Denton Bible Church took some heat last week when it disseminated a flyer urging congregants to vote for certain candidates in upcoming local elections. On Saturday, the church’s elder board posted a statement saying the flyer wasn’t subjected to the typical approval process — and wouldn’t have been distributed if it had been reviewed.
Experts say the church violated the Johnson Amendment, a 1954 tax law that forbids all 501(c)3 nonprofit organizations from endorsing political candidates.
They disagree on the specifics — but the church has since distanced itself from the flyer’s contents.
“This document was not up to our usual standards and did not go through the proper channels for approval,” Denton Bible Church said in an announcement, which was issued by the Elder Board of the church without signatures or names.
The church shared the statement on its Facebook page and said a staff member gave someone permission to put the flyers on a voter registration table.
“Had our usual protocol been followed, it would not have been approved nor distributed as it is inconsistent with DBC’s longstanding principle of focusing on issues, policies and platforms rather than individual people with no reference to the issues at stake,” the statement said.
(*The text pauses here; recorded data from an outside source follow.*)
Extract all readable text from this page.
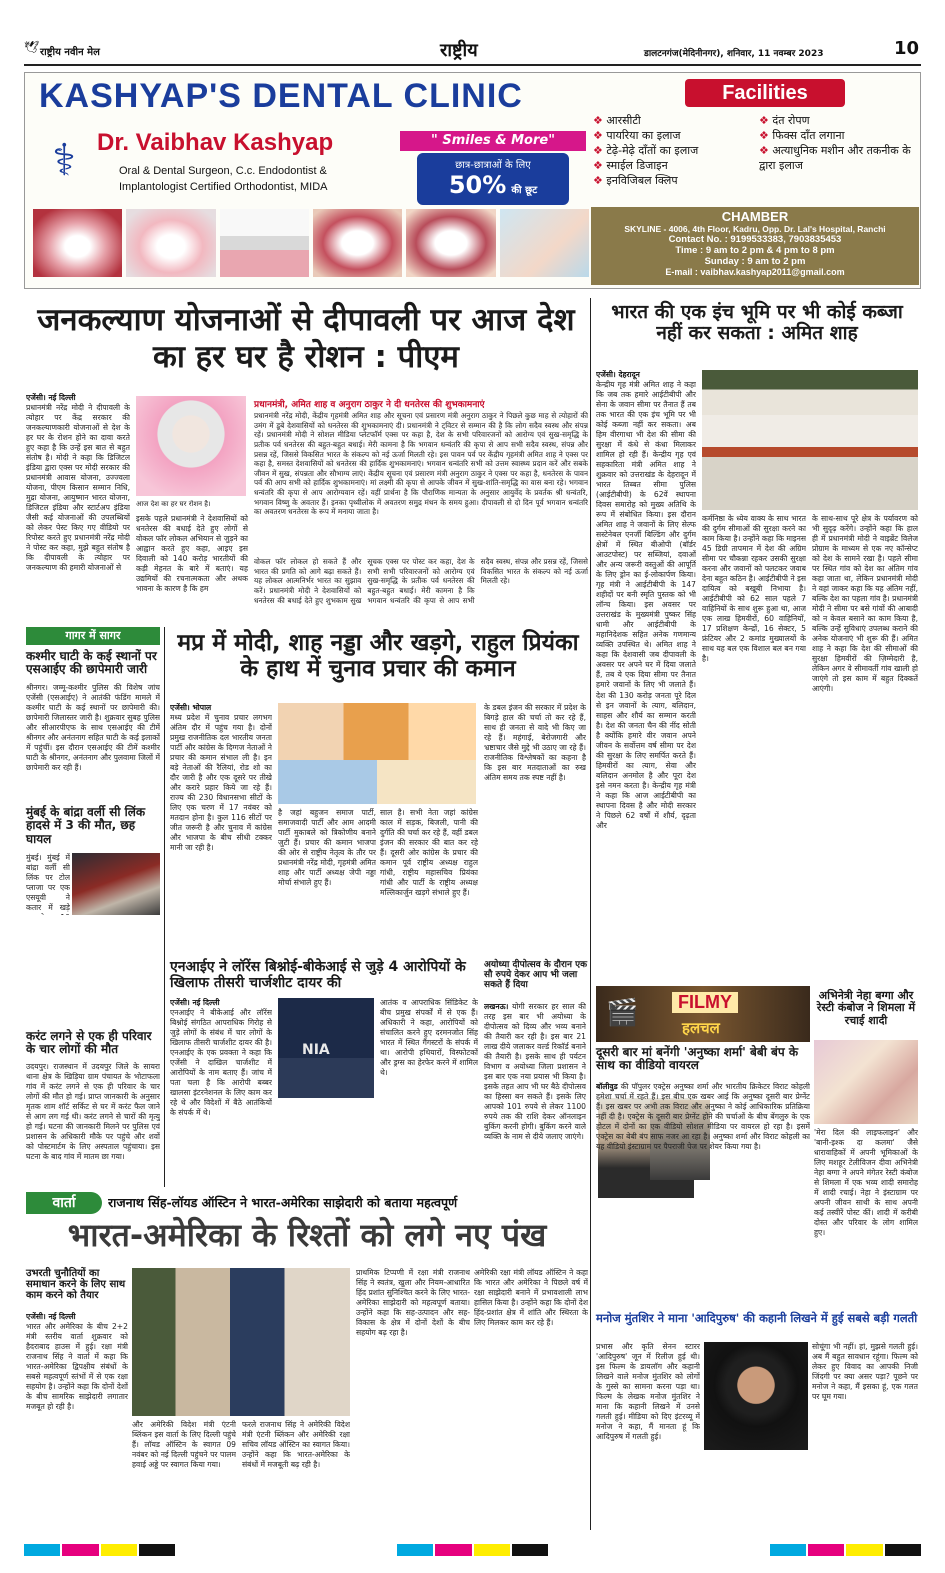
🕊 राष्ट्रीय नवीन मेल	राष्ट्रीय	डालटनगंज(मेदिनीनगर), शनिवार, 11 नवम्बर 2023	10
KASHYAP'S DENTAL CLINIC
⚕ Dr. Vaibhav Kashyap
Oral & Dental Surgeon, C.c. Endodontist &
Implantologist Certified Orthodontist, MIDA
" Smiles & More"
छात्र-छात्राओं के लिए
50% की छूट
Facilities
❖ आरसीटी
❖ पायरिया का इलाज
❖ टेढ़े-मेढ़े दाँतों का इलाज
❖ स्माईल डिजाइन
❖ इनविजिबल क्लिप
❖ दंत रोपण
❖ फिक्स दाँत लगाना
❖ अत्याधुनिक मशीन और तकनीक के द्वारा इलाज
CHAMBER
SKYLINE - 4006, 4th Floor, Kadru, Opp. Dr. Lal's Hospital, Ranchi
Contact No. : 9199533383, 7903835453
Time : 9 am to 2 pm & 4 pm to 8 pm
Sunday : 9 am to 2 pm
E-mail : vaibhav.kashyap2011@gmail.com
जनकल्याण योजनाओं से दीपावली पर आज देश का हर घर है रोशन : पीएम
एजेंसी। नई दिल्ली
प्रधानमंत्री नरेंद्र मोदी ने दीपावली के त्योहार पर केंद्र सरकार की जनकल्याणकारी योजनाओं से देश के हर घर के रोशन होने का दावा करते हुए कहा है कि उन्हें इस बात से बहुत संतोष है। मोदी ने कहा कि डिजिटल इंडिया द्वारा एक्स पर मोदी सरकार की प्रधानमंत्री आवास योजना, उज्ज्वला योजना, पीएम किसान सम्मान निधि, मुद्रा योजना, आयुष्मान भारत योजना, डिजिटल इंडिया और स्टार्टअप इंडिया जैसी कई योजनाओं की उपलब्धियों को लेकर पेस्ट किए गए वीडियो पर रिपोस्ट करते हुए प्रधानमंत्री नरेंद्र मोदी ने पोस्ट कर कहा, मुझे बहुत संतोष है कि दीपावली के त्योहार पर जनकल्याण की हमारी योजनाओं से
आज देश का हर घर रोशन है।
इसके पहले प्रधानमंत्री ने देशवासियों को धनतेरस की बधाई देते हुए लोगों से वोकल फॉर लोकल अभियान से जुड़ने का आह्वान करते हुए कहा, आइए इस दिवाली को 140 करोड़ भारतीयों की कड़ी मेहनत के बारे में बताएं। यह उद्यमियों की रचनात्मकता और अथक भावना के कारण है कि हम
प्रधानमंत्री, अमित शाह व अनुराग ठाकुर ने दी धनतेरस की शुभकामनाएं
प्रधानमंत्री नरेंद्र मोदी, केंद्रीय गृहमंत्री अमित शाह और सूचना एवं प्रसारण मंत्री अनुराग ठाकुर ने पिछले कुछ माह से त्योहारों की उमंग में डूबे देशवासियों को धनतेरस की शुभकामनाएं दी। प्रधानमंत्री ने ट्विटर से सम्मान की है कि लोग सदैव स्वस्थ और संपन्न रहें। प्रधानमंत्री मोदी ने सोशल मीडिया प्लेटफॉर्म एक्स पर कहा है, देश के सभी परिवारजनों को आरोग्य एवं सुख-समृद्धि के प्रतीक पर्व धनतेरस की बहुत-बहुत बधाई। मेरी कामना है कि भगवान धन्वंतरि की कृपा से आप सभी सदैव स्वस्थ, संपन्न और प्रसन्न रहें, जिससे विकसित भारत के संकल्प को नई ऊर्जा मिलती रहे। इस पावन पर्व पर केंद्रीय गृहमंत्री अमित शाह ने एक्स पर कहा है, समस्त देशवासियों को धनतेरस की हार्दिक शुभकामनाएं। भगवान धन्वंतरि सभी को उत्तम स्वास्थ्य प्रदान करें और सबके जीवन में सुख, संपन्नता और सौभाग्य लाएं। केंद्रीय सूचना एवं प्रसारण मंत्री अनुराग ठाकुर ने एक्स पर कहा है, धनतेरस के पावन पर्व की आप सभी को हार्दिक शुभकामनाएं। मां लक्ष्मी की कृपा से आपके जीवन में सुख-शांति-समृद्धि का वास बना रहे। भगवान धन्वंतरि की कृपा से आप आरोग्यवान रहें। वहीं प्रार्थना है कि पौराणिक मान्यता के अनुसार आयुर्वेद के प्रवर्तक श्री धन्वंतरि, भगवान विष्णु के अवतार हैं। इनका पृथ्वीलोक में अवतरण समुद्र मंथन के समय हुआ। दीपावली से दो दिन पूर्व भगवान धन्वंतरि का अवतरण धनतेरस के रूप में मनाया जाता है।
वोकल फॉर लोकल हो सकते हैं और भारत की प्रगति को आगे बढ़ा सकते हैं। यह लोकल आत्मनिर्भर भारत का सुझाव करें। प्रधानमंत्री मोदी ने देशवासियों को धनतेरस की बधाई देते हुए शुभकाम सुख सूचक एक्स पर पोस्ट कर कहा, देश के सभी सभी परिवारजनों को आरोग्य एवं सुख-समृद्धि के प्रतीक पर्व धनतेरस की बहुत-बहुत बधाई। मेरी कामना है कि भगवान धन्वंतरि की कृपा से आप सभी सदैव स्वस्थ, संपन्न और प्रसन्न रहें, जिससे विकसित भारत के संकल्प को नई ऊर्जा मिलती रहे।
भारत की एक इंच भूमि पर भी कोई कब्जा नहीं कर सकता : अमित शाह
एजेंसी। देहरादून
केन्द्रीय गृह मंत्री अमित शाह ने कहा कि जब तक हमारे आईटीबीपी और सेना के जवान सीमा पर तैनात हैं तब तक भारत की एक इंच भूमि पर भी कोई कब्जा नहीं कर सकता। अब हिम वीरगाथा भी देश की सीमा की सुरक्षा में कंधे से कंधा मिलाकर शामिल हो रही हैं। केन्द्रीय गृह एवं सहकारिता मंत्री अमित शाह ने शुक्रवार को उत्तराखंड के देहरादून में भारत तिब्बत सीमा पुलिस (आईटीबीपी) के 62वें स्थापना दिवस समारोह को मुख्य अतिथि के रूप में संबोधित किया। इस दौरान अमित शाह ने जवानों के लिए सेल्फ सस्टेनेबल एनर्जी बिल्डिंग और दुर्गम क्षेत्रों में स्थित बीओपी (बॉर्डर आउटपोस्ट) पर सब्जियां, दवाओं और अन्य जरूरी वस्तुओं की आपूर्ति के लिए ड्रोन का ई-लोकार्पण किया। गृह मंत्री ने आईटीबीपी के 147 शहीदों पर बनी स्मृति पुस्तक को भी लॉन्च किया। इस अवसर पर उत्तराखंड के मुख्यमंत्री पुष्कर सिंह धामी और आईटीबीपी के महानिदेशक सहित अनेक गणमान्य व्यक्ति उपस्थित थे। अमित शाह ने कहा कि देशवासी जब दीपावली के अवसर पर अपने घर में दिया जलाते हैं, तब ये एक दिया सीमा पर तैनात हमारे जवानों के लिए भी जलाते हैं। देश की 130 करोड़ जनता पूरे दिल से इन जवानों के त्याग, बलिदान, साहस और शौर्य का सम्मान करती है। देश की जनता चैन की नींद सोती है क्योंकि हमारे वीर जवान अपने जीवन के सर्वोत्तम वर्ष सीमा पर देश की सुरक्षा के लिए समर्पित करते हैं। हिमवीरों का त्याग, सेवा और बलिदान अनमोल है और पूरा देश इसे नमन करता है। केन्द्रीय गृह मंत्री ने कहा कि आज आईटीबीपी का स्थापना दिवस है और मोदी सरकार ने पिछले 62 वर्षों में शौर्य, दृढ़ता और
कर्मनिष्ठा के ध्येय वाक्य के साथ भारत की दुर्गम सीमाओं की सुरक्षा करने का काम किया है। उन्होंने कहा कि माइनस 45 डिग्री तापमान में देश की अग्रिम सीमा पर चौकन्ना रहकर उसकी सुरक्षा करना और जवानों को पलटकर जवाब देना बहुत कठिन है। आईटीबीपी ने इस दायित्व को बखूबी निभाया है। आईटीबीपी को 62 साल पहले 7 वाहिनियों के साथ शुरू हुआ था, आज एक लाख हिमवीरों, 60 वाहिनियों, 17 प्रशिक्षण केन्द्रों, 16 सेक्टर, 5 फ्रंटियर और 2 कमांड मुख्यालयों के साथ यह बल एक विशाल बल बन गया है।
के साथ-साथ पूरे क्षेत्र के पर्यावरण को भी सुदृढ़ करेंगे। उन्होंने कहा कि हाल ही में प्रधानमंत्री मोदी ने वाइब्रेंट विलेज प्रोग्राम के माध्यम से एक नए कॉन्सेप्ट को देश के सामने रखा है। पहले सीमा पर स्थित गांव को देश का अंतिम गांव कहा जाता था, लेकिन प्रधानमंत्री मोदी ने वहां जाकर कहा कि यह अंतिम नहीं, बल्कि देश का पहला गांव है। प्रधानमंत्री मोदी ने सीमा पर बसे गांवों की आबादी को न केवल बसाने का काम किया है, बल्कि उन्हें सुविधाएं उपलब्ध कराने की अनेक योजनाएं भी शुरू की हैं। अमित शाह ने कहा कि देश की सीमाओं की सुरक्षा हिमवीरों की ज़िम्मेदारी है, लेकिन अगर वे सीमावर्ती गांव खाली हो जाएंगे तो इस काम में बहुत दिक्कतें आएंगी।
गागर में सागर
कश्मीर घाटी के कई स्थानों पर एसआईए की छापेमारी जारी
श्रीनगर। जम्मू-कश्मीर पुलिस की विशेष जांच एजेंसी (एसआईए) ने आतंकी फंडिंग मामले में कश्मीर घाटी के कई स्थानों पर छापेमारी की। छापेमारी जिलास्तर जारी है। शुक्रवार सुबह पुलिस और सीआरपीएफ के साथ एसआईए की टीमें श्रीनगर और अनंतनाग सहित घाटी के कई इलाकों में पहुंचीं। इस दौरान एसआईए की टीमें कश्मीर घाटी के श्रीनगर, अनंतनाग और पुलवामा जिलों में छापेमारी कर रही हैं।
मुंबई के बांद्रा वर्ली सी लिंक हादसे में 3 की मौत, छह घायल
मुंबई। मुंबई में बांद्रा वर्ली सी लिंक पर टोल प्लाजा पर एक एसयूवी ने कतार में खड़े
करंट लगने से एक ही परिवार के चार लोगों की मौत
उदयपुर। राजस्थान में उदयपुर जिले के सायरा थाना क्षेत्र के खिड़िया ग्राम पंचायत के भोटाफला गांव में करंट लगने से एक ही परिवार के चार लोगों की मौत हो गई। प्राप्त जानकारी के अनुसार मृतक शाम शॉर्ट सर्किट से घर में करंट फैल जाने से आग लग गई थी। करंट लगने से चारों की मृत्यु हो गई। घटना की जानकारी मिलने पर पुलिस एवं प्रशासन के अधिकारी मौके पर पहुंचे और शवों को पोस्टमार्टम के लिए अस्पताल पहुंचाया। इस घटना के बाद गांव में मातम छा गया।
मप्र में मोदी, शाह नड्डा और खड़गे, राहुल प्रियंका के हाथ में चुनाव प्रचार की कमान
एजेंसी। भोपाल
मध्य प्रदेश में चुनाव प्रचार लगभग अंतिम दौर में पहुंच गया है। दोनों प्रमुख राजनीतिक दल भारतीय जनता पार्टी और कांग्रेस के दिग्गज नेताओं ने प्रचार की कमान संभाल ली है। इन बड़े नेताओं की रैलियां, रोड शो का दौर जारी है और एक दूसरे पर तीखे और करारे प्रहार किये जा रहे हैं। राज्य की 230 विधानसभा सीटों के लिए एक चरण में 17 नवंबर को मतदान होना है। कुल 116 सीटों पर जीत जरूरी है और चुनाव में कांग्रेस और भाजपा के बीच सीधी टक्कर मानी जा रही है।
है जहां बहुजन समाज पार्टी, समाजवादी पार्टी और आम आदमी पार्टी मुकाबले को त्रिकोणीय बनाने जुटी हैं। प्रचार की कमान भाजपा की ओर से राष्ट्रीय नेतृत्व के तौर पर प्रधानमंत्री नरेंद्र मोदी, गृहमंत्री अमित शाह और पार्टी अध्यक्ष जेपी नड्डा मोर्चा संभाले हुए हैं।
साल है। सभी नेता जहां कांग्रेस काल में सड़क, बिजली, पानी की दुर्गति की चर्चा कर रहे हैं, वहीं डबल इंजन की सरकार की बात कर रहे हैं। दूसरी ओर कांग्रेस के प्रचार की कमान पूर्व राष्ट्रीय अध्यक्ष राहुल गांधी, राष्ट्रीय महासचिव प्रियंका गांधी और पार्टी के राष्ट्रीय अध्यक्ष मल्लिकार्जुन खड़गे संभाले हुए हैं।
के डबल इंजन की सरकार में प्रदेश के बिगड़े हाल की चर्चा तो कर रहे हैं, साथ ही जनता से वादे भी किए जा रहे हैं। महंगाई, बेरोजगारी और भ्रष्टाचार जैसे मुद्दे भी उठाए जा रहे हैं। राजनीतिक विश्लेषकों का कहना है कि इस बार मतदाताओं का रुख अंतिम समय तक स्पष्ट नहीं है।
एनआईए ने लॉरेंस बिश्नोई-बीकेआई से जुड़े 4 आरोपियों के खिलाफ तीसरी चार्जशीट दायर की
एजेंसी। नई दिल्ली
एनआईए ने बीकेआई और लॉरेंस बिश्नोई संगठित आपराधिक गिरोह से जुड़े लोगों के संबंध में चार लोगों के खिलाफ तीसरी चार्जशीट दायर की है। एनआईए के एक प्रवक्ता ने कहा कि एजेंसी ने दाखिल चार्जशीट में आरोपियों के नाम बताए हैं। जांच में पता चला है कि आरोपी बब्बर खालसा इंटरनेशनल के लिए काम कर रहे थे और विदेशों में बैठे आतंकियों के संपर्क में थे।
NIA
आतंक व आपराधिक सिंडिकेट के बीच प्रमुख संपर्कों में से एक हैं। अधिकारी ने कहा, आरोपियों को संचालित करने हुए दरमनजोत सिंह भारत में स्थित गैंगस्टरों के संपर्क में था। आरोपी हथियारों, विस्फोटकों और ड्रग्स का हेरफेर करने में शामिल थे।
अयोध्या दीपोत्सव के दौरान एक सौ रुपये देकर आप भी जला सकते हैं दिया
लखनऊ। योगी सरकार हर साल की तरह इस बार भी अयोध्या के दीपोत्सव को दिव्य और भव्य बनाने की तैयारी कर रही है। इस बार 21 लाख दीये जलाकर वर्ल्ड रिकॉर्ड बनाने की तैयारी है। इसके साथ ही पर्यटन विभाग व अयोध्या जिला प्रशासन ने इस बार एक नया प्रयास भी किया है। इसके तहत आप भी घर बैठे दीपोत्सव का हिस्सा बन सकते हैं। इसके लिए आपको 101 रुपये से लेकर 1100 रुपये तक की राशि देकर ऑनलाइन बुकिंग करनी होगी। बुकिंग करने वाले व्यक्ति के नाम से दीये जलाए जाएंगे।
FILMY
हलचल
🎬
दूसरी बार मां बनेंगी 'अनुष्का शर्मा' बेबी बंप के साथ का वीडियो वायरल
बॉलीवुड की पॉपुलर एक्ट्रेस अनुष्का शर्मा और भारतीय क्रिकेटर विराट कोहली हमेशा चर्चा में रहते हैं। इस बीच एक खबर आई कि अनुष्का दूसरी बार प्रेग्नेंट हैं। इस खबर पर अभी तक विराट और अनुष्का ने कोई आधिकारिक प्रतिक्रिया नहीं दी है। एक्ट्रेस के दूसरी बार प्रेग्नेंट होने की चर्चाओं के बीच बेंगलुरु के एक होटल में दोनों का एक वीडियो सोशल मीडिया पर वायरल हो रहा है। इसमें एक्ट्रेस का बेबी बंप साफ नजर आ रहा है। अनुष्का शर्मा और विराट कोहली का यह वीडियो इंस्टाग्राम पर पैपराजी पेज पर शेयर किया गया है।
अभिनेत्री नेहा बग्गा और रेस्टी कंबोज ने शिमला में रचाई शादी
'मेरा दिल की लाइफलाइन' और 'बानी-इश्क दा कलमा' जैसे धारावाहिकों में अपनी भूमिकाओं के लिए मशहूर टेलीविजन दीवा अभिनेत्री नेहा बग्गा ने अपने मंगेतर रेस्टी कंबोज से शिमला में एक भव्य शादी समारोह में शादी रचाई। नेहा ने इंस्टाग्राम पर अपनी जीवन साथी के साथ अपनी कई तस्वीरें पोस्ट कीं। शादी में करीबी दोस्त और परिवार के लोग शामिल हुए।
मनोज मुंतशिर ने माना 'आदिपुरुष' की कहानी लिखने में हुई सबसे बड़ी गलती
प्रभास और कृति सेनन स्टारर 'आदिपुरुष' जून में रिलीज हुई थी। इस फिल्म के डायलॉग और कहानी लिखने वाले मनोज मुंतशिर को लोगों के गुस्से का सामना करना पड़ा था। फिल्म के लेखक मनोज मुंतशिर ने माना कि कहानी लिखने में उनसे गलती हुई। मीडिया को दिए इंटरव्यू में मनोज ने कहा, मैं मानता हूं कि आदिपुरुष में गलती हुई।
सोचूंगा भी नहीं। हां, मुझसे गलती हुई। अब मैं बहुत सावधान रहूंगा। फिल्म को लेकर हुए विवाद का आपकी निजी जिंदगी पर क्या असर पड़ा? पूछने पर मनोज ने कहा, मैं इसका हूं, एक गलत पर घूम गया।
वार्ता	राजनाथ सिंह-लॉयड ऑस्टिन ने भारत-अमेरिका साझेदारी को बताया महत्वपूर्ण
भारत-अमेरिका के रिश्तों को लगे नए पंख
उभरती चुनौतियों का समाधान करने के लिए साथ काम करने को तैयार
एजेंसी। नई दिल्ली
भारत और अमेरिका के बीच 2+2 मंत्री स्तरीय वार्ता शुक्रवार को हैदराबाद हाउस में हुई। रक्षा मंत्री राजनाथ सिंह ने वार्ता में कहा कि भारत-अमेरिका द्विपक्षीय संबंधों के सबसे महत्वपूर्ण स्तंभों में से एक रक्षा सहयोग है। उन्होंने कहा कि दोनों देशों के बीच सामरिक साझेदारी लगातार मजबूत हो रही है।
और अमेरिकी विदेश मंत्री एंटनी ब्लिंकन इस वार्ता के लिए दिल्ली पहुंचे हैं। लॉयड ऑस्टिन के स्वागत 09 नवंबर को नई दिल्ली पहुंचने पर पालम हवाई अड्डे पर स्वागत किया गया।
फरले राजनाथ सिंह ने अमेरिकी विदेश मंत्री एंटनी ब्लिंकन और अमेरिकी रक्षा सचिव लॉयड ऑस्टिन का स्वागत किया। उन्होंने कहा कि भारत-अमेरिका के संबंधों में मजबूती बढ़ रही है।
प्राथमिक टिप्पणी में रक्षा मंत्री राजनाथ सिंह ने स्वतंत्र, खुला और नियम-आधारित हिंद प्रशांत सुनिश्चित करने के लिए भारत-अमेरिका साझेदारी को महत्वपूर्ण बताया। उन्होंने कहा कि सह-उत्पादन और सह-विकास के क्षेत्र में दोनों देशों के बीच सहयोग बढ़ रहा है।
अमेरिकी रक्षा मंत्री लॉयड ऑस्टिन ने कहा कि भारत और अमेरिका ने पिछले वर्ष में रक्षा साझेदारी बनाने में प्रभावशाली लाभ हासिल किया है। उन्होंने कहा कि दोनों देश हिंद-प्रशांत क्षेत्र में शांति और स्थिरता के लिए मिलकर काम कर रहे हैं।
On Monday night, two protesters stood at the entrance to the church’s sprawling campus with signs — one of them reading “Jesus Christ is Lord, not the Republican Party” — as hundreds streamed in for a “Vote By Faith” event featuring Allen West, the chairman of the Texas Republican Party, and Jeremy Dys, a First Amendment attorney with First Liberty, a nonprofit that promotes religious liberty and represents plaintiffs in religious liberty lawsuits.
Hundreds attended, and culture war issues got big responses — the NFL’s support of Black Lives Matter, equality for transgender Americans and the ongoing effort to oppose legal abortion.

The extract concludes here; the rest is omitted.